Ozdemir M. A., BAYRAM S., BAŞARAN S., Karalar S., Korkmaz M., AKGÜL T., ...Daha Fazla

ANNALS OF CLINICAL AND ANALYTICAL MEDICINE, sa.1, ss.60-64, 2023 (ESCI) identifier

Özet

Aim: In this study, we aimed to investigate the success of conservative treatment in patients with relevant laboratory findings and early-stage spondylodiscitis.Material and Methods: A total of 79 patients (conservative group 38 patients and 41 patients in the surgery group) with early stage spondylodiscitis were included in this study. These patients were divided into two groups as follows: the conservative treatment group included patients in whom conservative treatment was successful, and the surgical treatment group, consisting of patients who underwent surgery due to refractory pain and poor laboratory findings that did not improve despite conservative treatment. Patients underwent laboratory tests twice: first at their initial presentation (initial); then, after antibiotic treatment (end-of-treatment). Laboratory parameters used were C-reactive protein (CRP), white blood count (WBC), platelet count (PLT), erythrocyte sedimentation rate (ESR), neutrophil count, lymphocyte count, monocyte count, NLR, PLR, and MLR ratios.Results: No significant differences were noted between groups in terms of gender, age, and stage.
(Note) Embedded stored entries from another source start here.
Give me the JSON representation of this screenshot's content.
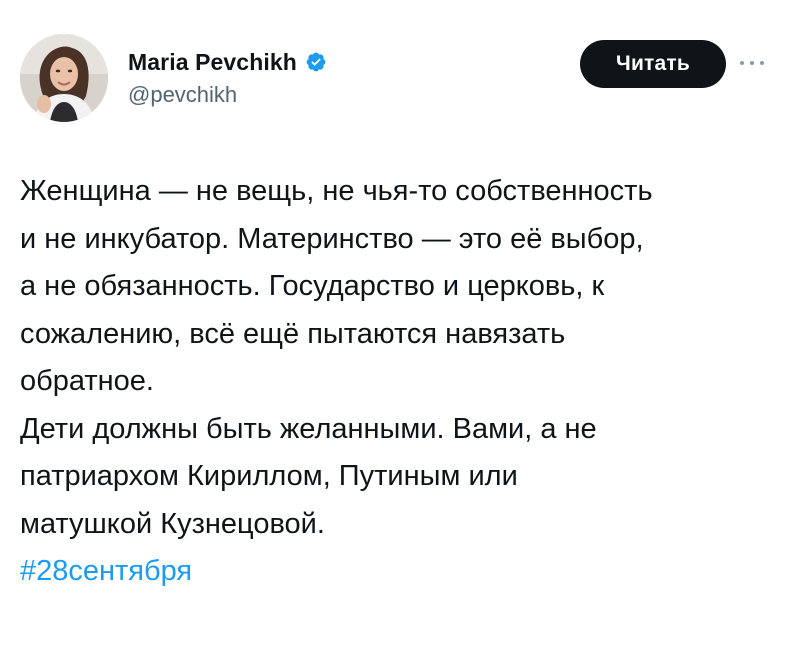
{
  "author": {
    "display_name": "Maria Pevchikh",
    "handle": "@pevchikh",
    "verified": true,
    "avatar_icon": "profile-photo"
  },
  "actions": {
    "follow_label": "Читать",
    "more_icon": "more-horizontal-icon"
  },
  "tweet": {
    "paragraph_1": [
      "Женщина — не вещь, не чья-то собственность",
      "и не инкубатор. Материнство — это её выбор,",
      "а не обязанность. Государство и церковь, к",
      "сожалению, всё ещё пытаются навязать",
      "обратное."
    ],
    "paragraph_2": [
      "Дети должны быть желанными. Вами, а не",
      "патриархом Кириллом, Путиным или",
      "матушкой Кузнецовой."
    ],
    "hashtag": "#28сентября"
  },
  "colors": {
    "text": "#0f1419",
    "secondary_text": "#536471",
    "link": "#1d9bf0",
    "verified_badge": "#1d9bf0",
    "button_bg": "#0f1419",
    "button_text": "#ffffff"
  }
}
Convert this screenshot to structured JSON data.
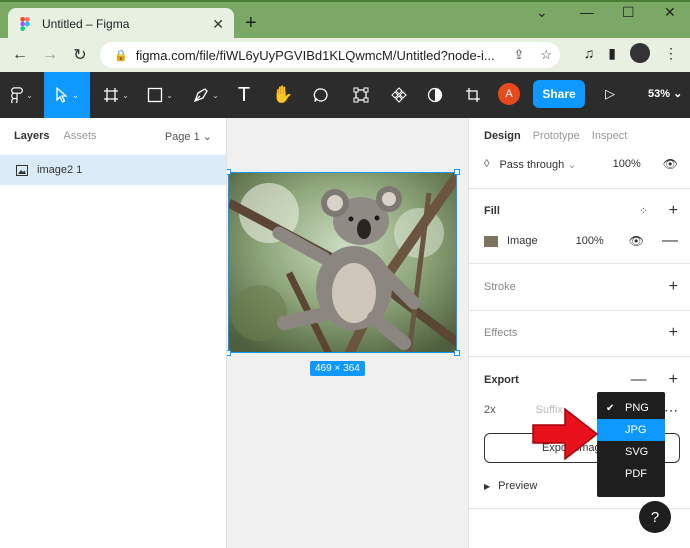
{
  "browser": {
    "tab_title": "Untitled – Figma",
    "url": "figma.com/file/fiWL6yUyPGVIBd1KLQwmcM/Untitled?node-i...",
    "new_tab": "+",
    "tab_close": "✕"
  },
  "toolbar": {
    "avatar_letter": "A",
    "share_label": "Share",
    "zoom": "53%"
  },
  "layers_panel": {
    "tab_layers": "Layers",
    "tab_assets": "Assets",
    "page_label": "Page 1",
    "layers": [
      {
        "name": "image2 1"
      }
    ]
  },
  "canvas": {
    "dimensions_label": "469 × 364"
  },
  "design_panel": {
    "tabs": [
      "Design",
      "Prototype",
      "Inspect"
    ],
    "layer_blend": "Pass through",
    "layer_opacity": "100%",
    "fill": {
      "title": "Fill",
      "type": "Image",
      "opacity": "100%"
    },
    "stroke_title": "Stroke",
    "effects_title": "Effects",
    "export": {
      "title": "Export",
      "scale": "2x",
      "suffix_placeholder": "Suffix",
      "button_label": "Export image2 1",
      "preview_label": "Preview"
    }
  },
  "format_dropdown": {
    "options": [
      "PNG",
      "JPG",
      "SVG",
      "PDF"
    ],
    "checked": "PNG",
    "highlighted": "JPG"
  },
  "help_label": "?",
  "colors": {
    "accent": "#0d99ff",
    "toolbar_bg": "#2c2c2c",
    "browser_frame": "#7ca866",
    "arrow": "#e8101a"
  }
}
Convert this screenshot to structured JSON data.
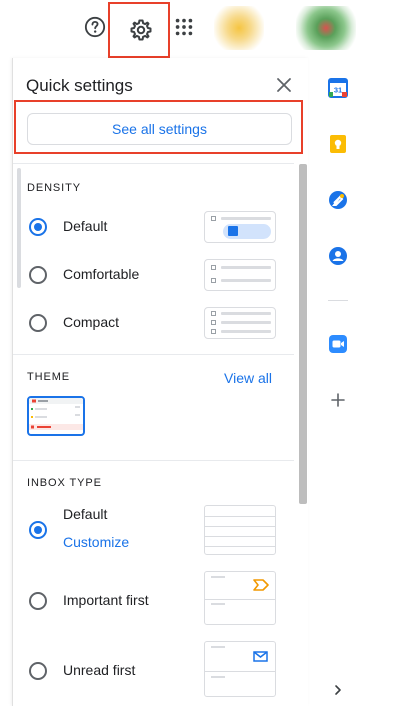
{
  "header": {
    "help_icon": "help-circle-icon",
    "settings_icon": "gear-icon",
    "apps_icon": "apps-grid-icon"
  },
  "quick_settings": {
    "title": "Quick settings",
    "see_all_label": "See all settings",
    "density": {
      "title": "DENSITY",
      "options": [
        "Default",
        "Comfortable",
        "Compact"
      ],
      "selected": "Default"
    },
    "theme": {
      "title": "THEME",
      "view_all_label": "View all"
    },
    "inbox_type": {
      "title": "INBOX TYPE",
      "options": [
        "Default",
        "Important first",
        "Unread first"
      ],
      "selected": "Default",
      "customize_label": "Customize"
    }
  },
  "side_rail": {
    "apps": [
      "calendar-icon",
      "keep-icon",
      "tasks-icon",
      "contacts-icon",
      "zoom-icon"
    ],
    "add_icon": "plus-icon",
    "expand_icon": "chevron-right-icon"
  },
  "colors": {
    "accent": "#1a73e8",
    "highlight_border": "#e8402a"
  }
}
The initial CRP, WBC, neutrophil count, monocyte and platelet were significantly higher in conservative group than in the surgical group. However, there were no significant differences between the groups in the initial ESR, lymphocyte count, NLR, PLR and MLR. The end-of-treatment ESR, WBC, platelet, monocyte, PLR and MLR were significantly higher in the surgical group than in the conservative group. However, there was no significant difference between the groups in the end-of-treatment CRP, neutrophil count, lymphocyte count, NLR. Discussion: Surgery may be considered in patients with spondylodiscitis, when ESR, WBC, platelet, monocyte, PLR, and MLR do not improve with conservative treatment.